I think I’m the cause that the message about the dead student got among people
Petr Pazdera Payne was born on June 28, 1960 in Prague. His father, the son of an American citizen of Czech origin, was named Donald Harry Payne. Although the family did not have a significant anchoring in the evangelical faith, despite this, Petr and his two older brothers were sent to religious education. In this way, he also became close to the evangelical youth. In 1981, he successfully applied to the Comenius Evangelical Faculty of Theology. A year later, he had to interrupt his studies due to revealing participation in a lecture by Ladislav Hejdánek. He returned to school in 1984. He became close to a circle of evangelical and Catholic intellectuals and began attending residential lectures by philosophers and theologians.

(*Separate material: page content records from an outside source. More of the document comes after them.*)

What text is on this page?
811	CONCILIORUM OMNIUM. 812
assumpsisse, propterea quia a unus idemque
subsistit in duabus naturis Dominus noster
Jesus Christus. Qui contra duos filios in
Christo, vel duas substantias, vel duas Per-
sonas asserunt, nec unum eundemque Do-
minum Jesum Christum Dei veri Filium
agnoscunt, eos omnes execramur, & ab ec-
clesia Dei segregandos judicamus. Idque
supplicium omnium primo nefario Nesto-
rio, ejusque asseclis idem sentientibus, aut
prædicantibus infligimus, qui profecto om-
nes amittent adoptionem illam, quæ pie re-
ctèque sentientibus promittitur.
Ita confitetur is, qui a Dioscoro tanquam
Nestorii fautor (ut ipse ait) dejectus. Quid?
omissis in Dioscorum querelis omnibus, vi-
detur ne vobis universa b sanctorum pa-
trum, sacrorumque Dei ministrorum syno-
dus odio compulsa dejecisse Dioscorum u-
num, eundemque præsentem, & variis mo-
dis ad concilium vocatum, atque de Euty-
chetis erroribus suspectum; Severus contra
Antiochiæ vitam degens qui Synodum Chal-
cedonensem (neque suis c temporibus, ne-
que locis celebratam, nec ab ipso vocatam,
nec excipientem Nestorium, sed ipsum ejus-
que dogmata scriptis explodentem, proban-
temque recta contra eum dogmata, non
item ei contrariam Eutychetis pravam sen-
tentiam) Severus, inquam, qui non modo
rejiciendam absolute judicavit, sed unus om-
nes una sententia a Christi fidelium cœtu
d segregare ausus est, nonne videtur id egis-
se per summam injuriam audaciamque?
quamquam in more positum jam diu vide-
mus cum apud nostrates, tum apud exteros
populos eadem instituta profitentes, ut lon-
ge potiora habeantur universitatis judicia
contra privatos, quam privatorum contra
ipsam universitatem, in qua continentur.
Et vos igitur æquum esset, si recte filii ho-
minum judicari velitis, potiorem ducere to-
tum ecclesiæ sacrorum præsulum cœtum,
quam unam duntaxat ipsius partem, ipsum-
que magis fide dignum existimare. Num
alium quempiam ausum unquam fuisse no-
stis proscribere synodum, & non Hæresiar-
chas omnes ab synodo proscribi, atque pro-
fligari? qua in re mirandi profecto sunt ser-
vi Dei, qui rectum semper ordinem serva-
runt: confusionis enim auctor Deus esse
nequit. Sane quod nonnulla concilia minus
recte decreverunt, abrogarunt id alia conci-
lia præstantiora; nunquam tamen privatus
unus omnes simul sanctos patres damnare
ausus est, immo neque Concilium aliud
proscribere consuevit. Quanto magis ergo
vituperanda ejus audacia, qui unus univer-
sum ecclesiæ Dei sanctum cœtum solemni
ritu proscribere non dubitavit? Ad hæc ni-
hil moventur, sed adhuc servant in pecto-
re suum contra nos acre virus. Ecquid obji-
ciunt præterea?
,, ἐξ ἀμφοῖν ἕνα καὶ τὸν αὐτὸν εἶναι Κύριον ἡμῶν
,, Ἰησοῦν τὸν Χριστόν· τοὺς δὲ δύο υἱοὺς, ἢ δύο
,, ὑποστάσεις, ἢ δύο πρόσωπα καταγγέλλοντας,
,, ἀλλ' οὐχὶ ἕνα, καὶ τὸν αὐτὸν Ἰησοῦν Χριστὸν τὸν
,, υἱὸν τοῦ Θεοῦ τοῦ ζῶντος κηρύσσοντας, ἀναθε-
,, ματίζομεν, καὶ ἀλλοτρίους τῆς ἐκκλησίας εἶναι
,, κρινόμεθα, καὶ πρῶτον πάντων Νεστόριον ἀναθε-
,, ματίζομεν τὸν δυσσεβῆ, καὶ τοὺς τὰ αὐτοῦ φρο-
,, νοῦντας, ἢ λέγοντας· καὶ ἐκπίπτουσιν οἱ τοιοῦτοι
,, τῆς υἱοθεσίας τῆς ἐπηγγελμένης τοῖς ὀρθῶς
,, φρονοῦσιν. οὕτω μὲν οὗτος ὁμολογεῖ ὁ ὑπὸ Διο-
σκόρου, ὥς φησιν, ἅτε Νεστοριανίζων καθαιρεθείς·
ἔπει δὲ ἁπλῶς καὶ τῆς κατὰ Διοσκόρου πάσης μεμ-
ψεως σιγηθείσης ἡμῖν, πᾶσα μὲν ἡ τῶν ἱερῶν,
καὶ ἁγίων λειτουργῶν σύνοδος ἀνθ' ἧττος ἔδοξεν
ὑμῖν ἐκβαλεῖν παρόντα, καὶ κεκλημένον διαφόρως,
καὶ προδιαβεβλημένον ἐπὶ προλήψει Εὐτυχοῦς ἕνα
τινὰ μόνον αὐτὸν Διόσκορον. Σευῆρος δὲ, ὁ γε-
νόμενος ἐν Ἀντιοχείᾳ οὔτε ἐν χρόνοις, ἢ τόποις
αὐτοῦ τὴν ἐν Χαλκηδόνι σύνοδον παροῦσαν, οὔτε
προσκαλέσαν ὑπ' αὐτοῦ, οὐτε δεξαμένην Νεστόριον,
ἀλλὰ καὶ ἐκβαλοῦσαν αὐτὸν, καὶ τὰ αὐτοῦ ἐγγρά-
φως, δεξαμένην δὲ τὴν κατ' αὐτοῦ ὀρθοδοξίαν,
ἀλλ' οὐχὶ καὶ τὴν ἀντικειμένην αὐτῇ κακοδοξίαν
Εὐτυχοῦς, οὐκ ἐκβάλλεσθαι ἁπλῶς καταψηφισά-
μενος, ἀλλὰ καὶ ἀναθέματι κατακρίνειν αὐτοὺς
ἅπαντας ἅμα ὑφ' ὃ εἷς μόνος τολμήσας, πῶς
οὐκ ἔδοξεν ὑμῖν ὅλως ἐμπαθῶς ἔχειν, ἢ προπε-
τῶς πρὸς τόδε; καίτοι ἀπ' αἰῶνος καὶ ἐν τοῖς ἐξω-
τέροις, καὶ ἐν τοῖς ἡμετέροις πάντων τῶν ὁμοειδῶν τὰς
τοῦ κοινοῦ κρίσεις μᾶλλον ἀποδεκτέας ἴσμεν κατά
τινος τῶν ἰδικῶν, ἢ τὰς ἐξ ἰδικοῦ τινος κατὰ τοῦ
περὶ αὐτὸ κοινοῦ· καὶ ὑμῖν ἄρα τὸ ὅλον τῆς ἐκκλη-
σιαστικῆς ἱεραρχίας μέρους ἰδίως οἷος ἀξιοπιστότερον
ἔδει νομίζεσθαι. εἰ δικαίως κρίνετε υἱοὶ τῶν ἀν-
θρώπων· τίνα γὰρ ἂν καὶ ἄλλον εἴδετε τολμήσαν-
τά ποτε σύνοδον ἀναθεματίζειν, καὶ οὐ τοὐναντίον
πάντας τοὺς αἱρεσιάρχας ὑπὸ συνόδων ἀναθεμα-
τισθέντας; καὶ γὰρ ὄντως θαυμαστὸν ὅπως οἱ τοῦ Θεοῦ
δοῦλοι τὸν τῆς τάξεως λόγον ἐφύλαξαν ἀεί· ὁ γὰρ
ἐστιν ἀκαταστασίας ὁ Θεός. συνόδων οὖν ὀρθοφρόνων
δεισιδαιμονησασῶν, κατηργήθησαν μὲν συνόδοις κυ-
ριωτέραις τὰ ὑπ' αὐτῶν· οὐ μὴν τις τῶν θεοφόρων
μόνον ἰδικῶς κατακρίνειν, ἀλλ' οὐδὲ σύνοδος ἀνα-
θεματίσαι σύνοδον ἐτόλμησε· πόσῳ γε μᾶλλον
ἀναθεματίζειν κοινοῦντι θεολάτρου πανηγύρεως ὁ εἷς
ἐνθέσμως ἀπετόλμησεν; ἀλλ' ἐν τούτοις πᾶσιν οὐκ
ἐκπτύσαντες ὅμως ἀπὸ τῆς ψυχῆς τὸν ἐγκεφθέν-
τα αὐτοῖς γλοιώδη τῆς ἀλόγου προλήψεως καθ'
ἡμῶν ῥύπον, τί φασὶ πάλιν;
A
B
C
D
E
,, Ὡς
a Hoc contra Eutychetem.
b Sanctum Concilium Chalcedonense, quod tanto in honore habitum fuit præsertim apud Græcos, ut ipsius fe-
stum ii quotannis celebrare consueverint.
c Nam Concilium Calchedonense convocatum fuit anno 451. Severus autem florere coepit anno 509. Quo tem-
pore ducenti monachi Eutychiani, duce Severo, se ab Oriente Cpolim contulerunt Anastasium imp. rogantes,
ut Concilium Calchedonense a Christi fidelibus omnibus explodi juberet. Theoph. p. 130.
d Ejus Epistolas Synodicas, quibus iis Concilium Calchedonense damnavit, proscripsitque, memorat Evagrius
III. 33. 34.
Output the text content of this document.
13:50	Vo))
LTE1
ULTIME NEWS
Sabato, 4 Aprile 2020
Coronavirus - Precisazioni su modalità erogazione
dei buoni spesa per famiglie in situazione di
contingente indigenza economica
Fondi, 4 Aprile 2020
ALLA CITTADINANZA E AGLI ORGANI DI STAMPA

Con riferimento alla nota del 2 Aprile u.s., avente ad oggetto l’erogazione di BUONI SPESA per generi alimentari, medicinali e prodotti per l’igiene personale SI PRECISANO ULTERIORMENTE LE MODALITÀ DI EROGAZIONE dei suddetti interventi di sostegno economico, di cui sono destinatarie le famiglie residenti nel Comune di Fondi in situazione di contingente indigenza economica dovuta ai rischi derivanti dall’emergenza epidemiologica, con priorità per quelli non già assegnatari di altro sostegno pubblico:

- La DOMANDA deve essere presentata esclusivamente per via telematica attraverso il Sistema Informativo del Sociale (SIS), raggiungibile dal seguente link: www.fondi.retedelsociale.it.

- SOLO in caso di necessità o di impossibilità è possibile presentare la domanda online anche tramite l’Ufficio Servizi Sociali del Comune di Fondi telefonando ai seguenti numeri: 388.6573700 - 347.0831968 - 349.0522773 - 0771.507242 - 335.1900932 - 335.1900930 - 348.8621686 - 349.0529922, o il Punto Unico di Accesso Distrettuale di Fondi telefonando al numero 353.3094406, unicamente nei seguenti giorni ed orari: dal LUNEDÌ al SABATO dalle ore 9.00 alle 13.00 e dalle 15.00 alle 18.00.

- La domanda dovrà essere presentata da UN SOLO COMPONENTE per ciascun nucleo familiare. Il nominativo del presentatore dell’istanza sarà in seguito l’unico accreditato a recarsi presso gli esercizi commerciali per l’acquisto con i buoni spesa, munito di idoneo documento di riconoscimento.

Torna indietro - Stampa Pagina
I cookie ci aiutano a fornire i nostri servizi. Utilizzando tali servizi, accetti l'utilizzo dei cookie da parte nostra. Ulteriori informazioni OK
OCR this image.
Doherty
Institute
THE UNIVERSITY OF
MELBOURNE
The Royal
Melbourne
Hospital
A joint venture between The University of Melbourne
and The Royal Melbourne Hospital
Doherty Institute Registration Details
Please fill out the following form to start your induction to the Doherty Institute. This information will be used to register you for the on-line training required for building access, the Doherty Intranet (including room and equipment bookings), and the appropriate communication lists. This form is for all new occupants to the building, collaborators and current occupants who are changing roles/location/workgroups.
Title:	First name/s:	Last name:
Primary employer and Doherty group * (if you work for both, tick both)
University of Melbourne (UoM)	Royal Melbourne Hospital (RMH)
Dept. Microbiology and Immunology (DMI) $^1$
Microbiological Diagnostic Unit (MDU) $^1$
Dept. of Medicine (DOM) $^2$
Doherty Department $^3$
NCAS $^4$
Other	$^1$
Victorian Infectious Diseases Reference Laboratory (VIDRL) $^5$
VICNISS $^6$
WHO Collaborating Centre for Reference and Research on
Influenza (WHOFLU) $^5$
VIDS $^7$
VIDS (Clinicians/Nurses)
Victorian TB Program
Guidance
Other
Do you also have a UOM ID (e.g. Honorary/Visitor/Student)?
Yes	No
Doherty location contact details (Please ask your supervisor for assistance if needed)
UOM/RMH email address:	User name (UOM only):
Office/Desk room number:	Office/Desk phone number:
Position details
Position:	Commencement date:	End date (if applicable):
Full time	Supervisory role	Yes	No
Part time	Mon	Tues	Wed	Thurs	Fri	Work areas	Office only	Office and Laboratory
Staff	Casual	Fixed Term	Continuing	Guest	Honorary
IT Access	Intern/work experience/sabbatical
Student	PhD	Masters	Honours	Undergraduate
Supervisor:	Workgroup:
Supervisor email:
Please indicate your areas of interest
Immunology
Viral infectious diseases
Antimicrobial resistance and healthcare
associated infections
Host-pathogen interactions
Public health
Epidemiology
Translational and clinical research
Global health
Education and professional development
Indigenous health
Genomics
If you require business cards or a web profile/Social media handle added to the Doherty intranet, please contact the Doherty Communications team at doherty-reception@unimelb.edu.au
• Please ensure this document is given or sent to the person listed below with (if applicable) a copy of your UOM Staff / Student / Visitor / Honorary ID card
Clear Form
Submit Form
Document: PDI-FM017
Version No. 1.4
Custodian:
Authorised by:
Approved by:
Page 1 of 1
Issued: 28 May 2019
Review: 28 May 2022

In the late 1980s, he was actively involved in a number of opposition initiatives and participated in most important Prague demonstrations. At the beginning of 1989, in connection with the intimidation due to the planned action in support of Salman Rushdie, he got to know Petr Uhl more closely and then started working for the East European Information Agency. After the events that took place in Prague on May 1 of the same year, together with Bára Štěpánová and Luboš Rychvalský, he founded the Society for a Merrier Present. In the summer, after completing his studies, he was granted state approval and placed at the parish office in Kadan. At the same time, he also added his signature to the declaration of Charter 77. On November 17, 1989, he was present as a protester on Národní třída and reported on the intervention of the SNB at the synod of the Evangelical Church of the Czech Brethren that same evening. The next day, he made the well-known recording of Drahomíra Dražská’s false testimony and handed it over to Petr Uhl. After the revolution, he lectured chapters on the history of Christianity or an introduction to philosophy at CTU, worked for People in Need and founded the Medard publishing house. He is the author of several short story books.